一 計算書類等が書面をもって作成されているときは、当該書面又は当該書面の写しの閲覧の請求
二 前号の書面の謄本又は抄本の交付の請求
三 計算書類等が電磁的記録をもって作成されているときは、当該電磁的記録に記録された事項を法務省令で定める方法により表示したものの閲覧の請求
四 前号の電磁的記録に記録された事項を電磁的方法であって株式会社の定めたものにより提供することの請求又はその事項を記載した書面の交付の請求
 
 

 
 閲覧等の対象となるのは「各事業年度に係る計算書類及び事業報告並びにこれらの附属明細書」と「臨時計算書類」です。

  
 ここで「計算書類」とは、貸借対照表、損益計算書、株主資本等変動計算書、個別注記表を意味します。 
 

 
 会計帳簿の場合と異なり、株主からの閲覧請求に対する拒否事由が法律上定められていませんので、会社は株主からの閲覧請求があった場合には、これに応じなければなりません。

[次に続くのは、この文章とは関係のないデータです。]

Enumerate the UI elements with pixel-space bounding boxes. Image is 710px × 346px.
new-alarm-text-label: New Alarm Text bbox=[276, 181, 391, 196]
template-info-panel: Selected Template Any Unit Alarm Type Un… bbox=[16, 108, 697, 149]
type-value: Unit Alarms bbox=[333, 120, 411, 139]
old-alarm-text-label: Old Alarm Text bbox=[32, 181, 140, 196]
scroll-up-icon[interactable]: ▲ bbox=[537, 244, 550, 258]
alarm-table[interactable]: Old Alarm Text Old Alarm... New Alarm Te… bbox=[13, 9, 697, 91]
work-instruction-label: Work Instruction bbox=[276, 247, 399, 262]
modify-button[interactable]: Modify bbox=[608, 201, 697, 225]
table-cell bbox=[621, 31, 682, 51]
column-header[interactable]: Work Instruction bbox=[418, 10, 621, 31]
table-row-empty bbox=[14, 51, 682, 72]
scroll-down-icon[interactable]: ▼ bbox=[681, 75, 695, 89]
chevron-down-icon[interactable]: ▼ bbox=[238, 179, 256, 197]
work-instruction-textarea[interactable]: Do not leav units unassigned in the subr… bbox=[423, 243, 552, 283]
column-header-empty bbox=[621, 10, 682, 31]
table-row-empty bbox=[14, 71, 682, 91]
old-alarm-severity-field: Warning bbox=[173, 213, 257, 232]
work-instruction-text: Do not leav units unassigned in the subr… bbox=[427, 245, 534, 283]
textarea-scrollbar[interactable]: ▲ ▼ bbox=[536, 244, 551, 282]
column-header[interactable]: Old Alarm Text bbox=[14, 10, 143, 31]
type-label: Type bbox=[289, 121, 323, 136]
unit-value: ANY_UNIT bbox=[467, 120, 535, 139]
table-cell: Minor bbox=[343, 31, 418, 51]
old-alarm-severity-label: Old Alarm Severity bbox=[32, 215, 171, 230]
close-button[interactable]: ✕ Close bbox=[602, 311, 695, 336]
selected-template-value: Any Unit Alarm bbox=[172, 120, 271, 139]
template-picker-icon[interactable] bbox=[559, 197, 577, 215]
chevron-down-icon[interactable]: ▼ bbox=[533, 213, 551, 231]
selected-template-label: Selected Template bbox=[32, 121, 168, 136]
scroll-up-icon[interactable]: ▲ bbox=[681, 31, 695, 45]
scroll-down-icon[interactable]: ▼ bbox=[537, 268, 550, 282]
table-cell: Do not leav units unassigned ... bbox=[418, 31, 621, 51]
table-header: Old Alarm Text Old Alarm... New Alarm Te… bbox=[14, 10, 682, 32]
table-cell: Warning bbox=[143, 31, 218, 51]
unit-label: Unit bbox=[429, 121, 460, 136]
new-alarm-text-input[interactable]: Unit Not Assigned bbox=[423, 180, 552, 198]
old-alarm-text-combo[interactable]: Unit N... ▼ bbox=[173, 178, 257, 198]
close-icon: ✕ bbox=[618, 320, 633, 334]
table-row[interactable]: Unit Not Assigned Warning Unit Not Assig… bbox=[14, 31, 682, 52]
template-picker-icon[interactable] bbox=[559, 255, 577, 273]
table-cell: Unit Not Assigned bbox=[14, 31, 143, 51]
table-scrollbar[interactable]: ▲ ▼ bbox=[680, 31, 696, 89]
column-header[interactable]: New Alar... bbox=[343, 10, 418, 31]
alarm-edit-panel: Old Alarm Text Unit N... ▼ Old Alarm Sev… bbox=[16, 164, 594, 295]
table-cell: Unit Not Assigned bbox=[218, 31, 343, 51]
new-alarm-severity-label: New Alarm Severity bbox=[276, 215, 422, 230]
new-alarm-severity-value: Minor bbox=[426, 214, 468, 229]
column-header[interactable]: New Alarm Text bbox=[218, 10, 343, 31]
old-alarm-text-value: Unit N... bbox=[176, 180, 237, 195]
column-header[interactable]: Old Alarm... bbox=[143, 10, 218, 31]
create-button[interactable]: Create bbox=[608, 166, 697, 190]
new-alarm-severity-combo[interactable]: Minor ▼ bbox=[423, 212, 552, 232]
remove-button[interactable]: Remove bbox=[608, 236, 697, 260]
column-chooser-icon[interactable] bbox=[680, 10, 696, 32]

 取締役が正当な理由なく株主からの閲覧請求を拒絶した場合には、会計帳簿の場合と同様に、科料に処される場合があります(会社法第976条第4号)。
 

株主からの閲覧請求等に会社(取締役)が応じない場合の訴訟

 株主からの会計帳簿の閲覧・謄写請求や計算書類閲覧請求に対し、会社が正当な理由なくこれを拒否する場合には、裁判所に訴訟を提起して閲覧等を求めることができます。

 また、正当な理由なく閲覧等を拒絶する取締役に対しては、損害賠償を請求する訴訟を提起することも可能です。


 なお、会社の業務や財産の状況を調査する方法としては、公正な検査役の選任を裁判所に申し立てる手続もあります。